Messenger Death by John Sparacio
Josephine Jacobsen composed the following poem in 2002, not even a year before her death. When she composed it, she was 94. She had been paralyzed by a stroke and was also no longer able to read or write. That’s why I say “composed.” I visited her in her nursing home around that time, and she told me she composed this poem in her head, overnight one night, and kept repeating it to herself through the night until there was someone in the morning who could write it down for her.
The Companions by Josephine Jacobsen ( 1908-2003)
Living close to death
Is not just a case of breath after breath.
It is to realize that to fraternize
With the dark prince is possible and wise,
So that in the final weather
When together you quit the room
Though tentative ad weary
You will have the enormous answer
To the enormous query.
She was such a well respected poet that the New Yorker published this poem very shortly after she sent it to them.

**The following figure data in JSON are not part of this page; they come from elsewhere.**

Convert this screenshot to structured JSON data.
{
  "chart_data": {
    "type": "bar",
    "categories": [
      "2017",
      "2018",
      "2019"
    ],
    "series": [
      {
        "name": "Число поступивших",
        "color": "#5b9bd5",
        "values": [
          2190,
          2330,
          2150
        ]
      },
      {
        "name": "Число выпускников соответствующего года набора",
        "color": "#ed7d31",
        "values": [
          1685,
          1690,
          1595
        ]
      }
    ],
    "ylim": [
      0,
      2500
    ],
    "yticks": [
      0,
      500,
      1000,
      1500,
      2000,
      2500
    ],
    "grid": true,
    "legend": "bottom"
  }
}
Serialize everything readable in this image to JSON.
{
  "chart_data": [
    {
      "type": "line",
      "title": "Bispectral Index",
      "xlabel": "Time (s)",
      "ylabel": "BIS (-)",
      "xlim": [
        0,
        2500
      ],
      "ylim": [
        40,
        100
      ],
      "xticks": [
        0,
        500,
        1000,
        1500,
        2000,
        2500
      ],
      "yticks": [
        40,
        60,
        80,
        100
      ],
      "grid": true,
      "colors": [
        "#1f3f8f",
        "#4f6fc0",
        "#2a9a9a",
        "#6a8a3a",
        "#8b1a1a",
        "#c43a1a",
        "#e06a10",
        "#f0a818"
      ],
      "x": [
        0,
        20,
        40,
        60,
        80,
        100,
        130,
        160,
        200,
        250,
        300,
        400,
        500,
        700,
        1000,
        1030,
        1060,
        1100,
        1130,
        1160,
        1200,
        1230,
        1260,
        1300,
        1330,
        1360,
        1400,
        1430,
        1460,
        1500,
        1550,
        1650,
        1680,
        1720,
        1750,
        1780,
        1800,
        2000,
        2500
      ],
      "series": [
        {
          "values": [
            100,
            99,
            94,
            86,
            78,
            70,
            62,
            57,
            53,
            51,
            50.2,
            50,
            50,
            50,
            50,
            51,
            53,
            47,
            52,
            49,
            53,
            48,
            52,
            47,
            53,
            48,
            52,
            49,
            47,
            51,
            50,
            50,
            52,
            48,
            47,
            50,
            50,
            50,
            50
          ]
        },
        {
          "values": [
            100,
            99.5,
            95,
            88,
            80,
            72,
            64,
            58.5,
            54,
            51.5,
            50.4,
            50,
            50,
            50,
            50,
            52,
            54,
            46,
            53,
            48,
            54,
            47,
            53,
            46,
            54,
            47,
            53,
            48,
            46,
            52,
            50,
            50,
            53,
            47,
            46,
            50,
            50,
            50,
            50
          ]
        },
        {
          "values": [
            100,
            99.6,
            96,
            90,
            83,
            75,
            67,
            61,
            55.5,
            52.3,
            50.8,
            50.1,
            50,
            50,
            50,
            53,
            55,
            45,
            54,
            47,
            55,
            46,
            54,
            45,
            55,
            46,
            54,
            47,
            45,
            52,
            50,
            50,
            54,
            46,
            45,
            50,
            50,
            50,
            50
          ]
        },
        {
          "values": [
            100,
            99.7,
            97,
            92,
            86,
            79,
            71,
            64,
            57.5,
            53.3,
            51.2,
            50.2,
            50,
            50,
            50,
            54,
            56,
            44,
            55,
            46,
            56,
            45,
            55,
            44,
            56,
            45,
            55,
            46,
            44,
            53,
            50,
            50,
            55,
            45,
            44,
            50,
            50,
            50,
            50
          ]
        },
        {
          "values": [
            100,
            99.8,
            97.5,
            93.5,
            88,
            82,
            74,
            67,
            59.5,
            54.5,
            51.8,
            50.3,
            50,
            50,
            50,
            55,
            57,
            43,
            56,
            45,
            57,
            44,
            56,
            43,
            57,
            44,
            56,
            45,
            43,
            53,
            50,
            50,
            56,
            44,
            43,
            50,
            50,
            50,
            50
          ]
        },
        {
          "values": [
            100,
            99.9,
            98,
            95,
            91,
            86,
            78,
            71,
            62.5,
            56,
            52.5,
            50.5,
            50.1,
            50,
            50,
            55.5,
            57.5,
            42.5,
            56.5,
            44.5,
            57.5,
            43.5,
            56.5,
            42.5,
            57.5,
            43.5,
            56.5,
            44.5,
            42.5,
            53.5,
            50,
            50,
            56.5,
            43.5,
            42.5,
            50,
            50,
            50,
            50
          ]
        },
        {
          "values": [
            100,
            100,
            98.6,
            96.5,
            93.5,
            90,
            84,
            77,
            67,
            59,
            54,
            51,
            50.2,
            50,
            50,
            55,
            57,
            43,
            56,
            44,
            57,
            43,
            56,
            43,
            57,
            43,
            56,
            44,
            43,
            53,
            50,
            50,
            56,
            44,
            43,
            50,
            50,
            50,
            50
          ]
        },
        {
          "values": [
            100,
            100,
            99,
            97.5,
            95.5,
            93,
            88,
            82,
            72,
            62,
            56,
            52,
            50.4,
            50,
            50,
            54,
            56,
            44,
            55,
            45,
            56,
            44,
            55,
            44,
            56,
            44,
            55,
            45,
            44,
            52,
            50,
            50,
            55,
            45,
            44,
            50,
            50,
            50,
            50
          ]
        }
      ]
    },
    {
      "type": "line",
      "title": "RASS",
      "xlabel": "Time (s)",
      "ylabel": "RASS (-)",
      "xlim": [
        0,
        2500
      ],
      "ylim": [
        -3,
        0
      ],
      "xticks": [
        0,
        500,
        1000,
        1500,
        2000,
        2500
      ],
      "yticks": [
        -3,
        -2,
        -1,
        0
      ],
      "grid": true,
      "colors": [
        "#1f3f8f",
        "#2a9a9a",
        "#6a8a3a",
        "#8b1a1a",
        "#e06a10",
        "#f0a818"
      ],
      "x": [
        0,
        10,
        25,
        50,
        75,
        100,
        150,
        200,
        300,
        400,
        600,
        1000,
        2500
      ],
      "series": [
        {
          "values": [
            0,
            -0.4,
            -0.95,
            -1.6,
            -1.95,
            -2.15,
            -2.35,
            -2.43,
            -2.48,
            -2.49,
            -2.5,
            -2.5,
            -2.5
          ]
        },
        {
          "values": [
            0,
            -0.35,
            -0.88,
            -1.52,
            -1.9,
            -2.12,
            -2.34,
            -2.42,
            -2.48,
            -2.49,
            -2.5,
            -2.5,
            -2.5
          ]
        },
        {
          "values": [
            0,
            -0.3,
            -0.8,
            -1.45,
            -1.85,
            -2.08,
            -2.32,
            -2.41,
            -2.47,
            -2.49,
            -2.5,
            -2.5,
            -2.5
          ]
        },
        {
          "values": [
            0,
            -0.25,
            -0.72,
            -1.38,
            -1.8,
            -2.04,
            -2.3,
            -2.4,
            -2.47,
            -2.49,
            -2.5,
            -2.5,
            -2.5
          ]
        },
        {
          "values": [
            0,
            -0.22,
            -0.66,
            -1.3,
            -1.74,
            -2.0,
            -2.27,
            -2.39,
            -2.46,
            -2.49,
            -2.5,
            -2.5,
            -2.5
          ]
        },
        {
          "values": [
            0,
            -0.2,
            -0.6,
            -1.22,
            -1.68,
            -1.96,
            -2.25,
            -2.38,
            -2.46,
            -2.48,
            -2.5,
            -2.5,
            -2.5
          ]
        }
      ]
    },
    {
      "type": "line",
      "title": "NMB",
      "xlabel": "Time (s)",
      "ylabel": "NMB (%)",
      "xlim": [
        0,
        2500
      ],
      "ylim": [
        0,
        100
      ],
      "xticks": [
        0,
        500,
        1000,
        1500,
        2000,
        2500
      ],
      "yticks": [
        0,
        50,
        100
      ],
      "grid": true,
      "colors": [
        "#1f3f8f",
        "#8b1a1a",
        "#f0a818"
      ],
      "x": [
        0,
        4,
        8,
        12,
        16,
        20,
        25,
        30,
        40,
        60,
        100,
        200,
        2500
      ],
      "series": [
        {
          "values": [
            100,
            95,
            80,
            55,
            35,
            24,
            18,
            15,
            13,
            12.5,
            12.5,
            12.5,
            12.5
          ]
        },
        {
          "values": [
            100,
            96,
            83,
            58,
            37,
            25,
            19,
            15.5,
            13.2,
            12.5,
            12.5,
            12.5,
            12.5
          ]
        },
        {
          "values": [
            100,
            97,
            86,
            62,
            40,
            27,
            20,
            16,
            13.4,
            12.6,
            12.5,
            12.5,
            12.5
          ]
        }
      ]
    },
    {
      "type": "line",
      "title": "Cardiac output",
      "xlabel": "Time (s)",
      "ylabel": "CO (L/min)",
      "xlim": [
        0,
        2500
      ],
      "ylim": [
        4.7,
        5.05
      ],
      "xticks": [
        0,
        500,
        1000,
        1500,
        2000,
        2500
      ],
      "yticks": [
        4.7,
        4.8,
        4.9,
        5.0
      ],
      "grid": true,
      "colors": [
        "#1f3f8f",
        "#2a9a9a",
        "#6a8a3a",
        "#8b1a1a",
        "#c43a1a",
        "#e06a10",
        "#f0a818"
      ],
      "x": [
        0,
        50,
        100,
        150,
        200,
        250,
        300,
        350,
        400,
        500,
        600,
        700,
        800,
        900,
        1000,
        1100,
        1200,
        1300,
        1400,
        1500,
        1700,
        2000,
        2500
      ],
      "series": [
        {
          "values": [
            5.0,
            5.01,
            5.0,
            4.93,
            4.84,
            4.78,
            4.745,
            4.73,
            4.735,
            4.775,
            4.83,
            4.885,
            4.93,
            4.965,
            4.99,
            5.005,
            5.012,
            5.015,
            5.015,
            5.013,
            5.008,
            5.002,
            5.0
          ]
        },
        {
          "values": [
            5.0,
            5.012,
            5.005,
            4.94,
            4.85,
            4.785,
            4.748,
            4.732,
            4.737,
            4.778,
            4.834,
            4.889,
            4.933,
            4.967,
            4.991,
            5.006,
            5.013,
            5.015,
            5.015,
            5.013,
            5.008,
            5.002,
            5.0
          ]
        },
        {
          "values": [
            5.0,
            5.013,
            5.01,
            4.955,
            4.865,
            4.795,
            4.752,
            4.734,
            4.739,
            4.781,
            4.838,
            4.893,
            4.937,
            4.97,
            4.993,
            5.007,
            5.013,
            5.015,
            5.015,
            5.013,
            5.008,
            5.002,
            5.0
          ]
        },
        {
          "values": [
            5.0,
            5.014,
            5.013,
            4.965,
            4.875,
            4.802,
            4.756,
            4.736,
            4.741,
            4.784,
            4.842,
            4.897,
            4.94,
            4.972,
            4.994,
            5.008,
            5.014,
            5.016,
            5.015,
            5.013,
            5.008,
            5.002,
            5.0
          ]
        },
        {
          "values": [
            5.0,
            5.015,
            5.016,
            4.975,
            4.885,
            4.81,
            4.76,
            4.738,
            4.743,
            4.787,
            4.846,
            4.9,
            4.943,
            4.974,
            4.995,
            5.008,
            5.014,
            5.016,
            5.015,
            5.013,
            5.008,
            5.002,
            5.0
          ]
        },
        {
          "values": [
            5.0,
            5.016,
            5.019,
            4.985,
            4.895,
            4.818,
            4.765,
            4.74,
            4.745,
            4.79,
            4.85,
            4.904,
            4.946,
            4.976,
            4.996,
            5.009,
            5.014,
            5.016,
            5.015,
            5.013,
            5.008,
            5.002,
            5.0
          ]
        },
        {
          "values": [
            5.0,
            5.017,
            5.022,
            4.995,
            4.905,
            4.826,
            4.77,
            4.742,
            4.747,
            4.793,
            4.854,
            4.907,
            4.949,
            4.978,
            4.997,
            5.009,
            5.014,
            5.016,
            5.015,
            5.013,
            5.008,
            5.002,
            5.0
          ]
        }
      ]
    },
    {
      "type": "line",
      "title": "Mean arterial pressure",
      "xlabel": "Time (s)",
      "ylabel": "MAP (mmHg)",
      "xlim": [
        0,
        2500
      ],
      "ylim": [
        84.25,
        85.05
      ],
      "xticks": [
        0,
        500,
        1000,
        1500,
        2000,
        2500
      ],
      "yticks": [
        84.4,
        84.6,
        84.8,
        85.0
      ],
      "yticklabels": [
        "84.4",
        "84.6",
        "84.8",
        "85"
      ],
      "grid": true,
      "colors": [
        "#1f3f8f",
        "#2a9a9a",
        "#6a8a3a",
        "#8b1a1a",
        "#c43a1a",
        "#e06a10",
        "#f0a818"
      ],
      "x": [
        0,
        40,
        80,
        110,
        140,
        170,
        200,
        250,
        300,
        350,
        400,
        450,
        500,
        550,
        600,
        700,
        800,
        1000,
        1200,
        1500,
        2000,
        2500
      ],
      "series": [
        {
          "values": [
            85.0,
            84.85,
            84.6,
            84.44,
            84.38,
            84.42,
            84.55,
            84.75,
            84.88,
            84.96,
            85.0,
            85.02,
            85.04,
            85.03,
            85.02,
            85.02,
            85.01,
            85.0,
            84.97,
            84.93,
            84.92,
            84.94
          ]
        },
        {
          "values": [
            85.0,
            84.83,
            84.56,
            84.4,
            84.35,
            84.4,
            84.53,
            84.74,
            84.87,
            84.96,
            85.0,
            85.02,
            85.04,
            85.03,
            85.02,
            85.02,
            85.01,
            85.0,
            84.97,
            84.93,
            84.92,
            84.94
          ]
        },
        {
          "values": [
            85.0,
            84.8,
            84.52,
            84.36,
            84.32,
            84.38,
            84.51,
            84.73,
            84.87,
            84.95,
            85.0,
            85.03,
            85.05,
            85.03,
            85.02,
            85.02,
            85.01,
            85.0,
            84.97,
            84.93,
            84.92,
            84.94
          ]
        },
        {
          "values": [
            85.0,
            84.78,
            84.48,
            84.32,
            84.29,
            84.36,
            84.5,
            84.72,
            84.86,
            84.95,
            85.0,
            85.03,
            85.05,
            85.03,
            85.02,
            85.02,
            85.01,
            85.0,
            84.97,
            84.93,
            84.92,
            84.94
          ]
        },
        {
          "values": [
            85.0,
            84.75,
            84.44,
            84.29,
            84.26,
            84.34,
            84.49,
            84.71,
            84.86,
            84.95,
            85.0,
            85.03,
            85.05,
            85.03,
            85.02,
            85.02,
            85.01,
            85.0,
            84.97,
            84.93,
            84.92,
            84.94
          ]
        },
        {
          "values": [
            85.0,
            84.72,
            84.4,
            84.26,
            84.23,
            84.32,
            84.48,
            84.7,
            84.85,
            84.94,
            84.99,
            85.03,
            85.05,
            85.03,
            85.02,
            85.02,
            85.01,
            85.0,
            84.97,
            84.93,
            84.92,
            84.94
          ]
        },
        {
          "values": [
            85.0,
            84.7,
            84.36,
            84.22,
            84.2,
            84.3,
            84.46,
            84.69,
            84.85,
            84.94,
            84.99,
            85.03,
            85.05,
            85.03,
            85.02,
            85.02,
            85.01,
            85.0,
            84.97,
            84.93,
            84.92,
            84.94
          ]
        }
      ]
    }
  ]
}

The transition from this life to the next is not such a fearsome thing for a 94year old with a full and mostly happy life behind her, and a faith in what/who was waiting for her on the other side, with open arms.
Death to her did not appear as a grim reaper but as a dark prince, much like the film representations of past years:
Frederick March, in “Death Takes a Holiday”
Brad Pitt, in “Meet Joe Black”
And even as the welcoming lover in “The Ghost and Mrs. Muir”
And the reunion at the end of “Titanic.”